Shrikant Verma

The aim of present study,  To formulate and characterized  proniosome contain flurbiprofen in a gel formulation for the treatment of rheumatoid arthritis and enhanced skin targeted effect, sustained & prolonged drug release, enhanced skin bioavailability by using different type of non ionic surfactant & cholesterol. The batches were designed using Box Behnken Design and prepared by coacervation phase separation method. Optimized formulation (PNGopt) showed drug entrapment efficiency of 74.46% and particle size 215nm. In-vitro drug release from PNGopt was found to be 84.15 in 24 hrs. The In-vitro drug release was best explained by zero order kinetics as the plot showed highest linearity and release was governed by Quasi Fickian diffusion.
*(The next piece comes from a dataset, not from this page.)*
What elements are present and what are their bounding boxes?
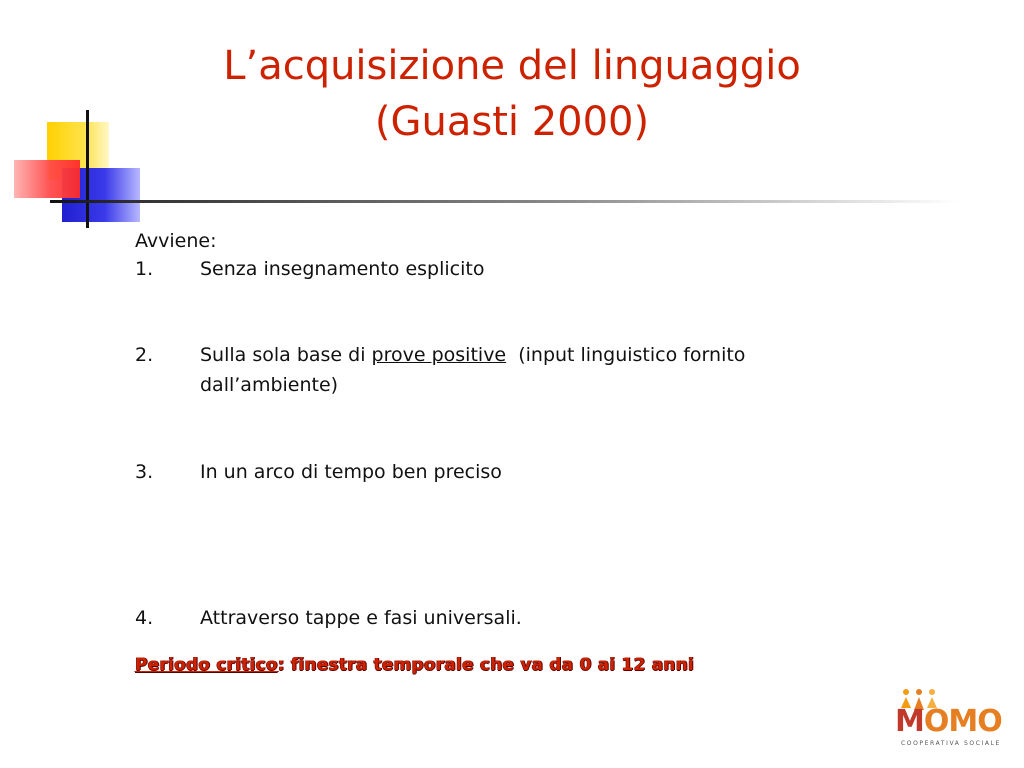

The proniosomal approach helps to solve the problem regarding stability and provides higher entrapment efficiency over conventional system. Proniosomal gel is a liquid crystalline- compact niosomal hybrid which is prepared by dissolving surfactant in small amount of suitable solvent and least amount of aqueous phase. This compact gel can be converted to niosomes hydration. Proniosomes can entrap hydrophilic as well as lipophillic drugs. Proniosomal gel offers a versatile vesicle drug delivery concept with potential for drug delivery via transdermal rout. Over the last few years an inclusive research has been done over pro-vesicular approach for transdermal drug delivery. Skin has a very tough diffusion barrier inhibiting penetration of drug moiety which is rate limiting barrier for penetration of drugs. There are several approaches that deal with penetration enhancement across the skin. Vesicular and provesicular systems are promising amongst them. Vesicular systems including (niosomes, ethosomes, transfersomes and liposomes) are promising systems to cross this permeation barrier.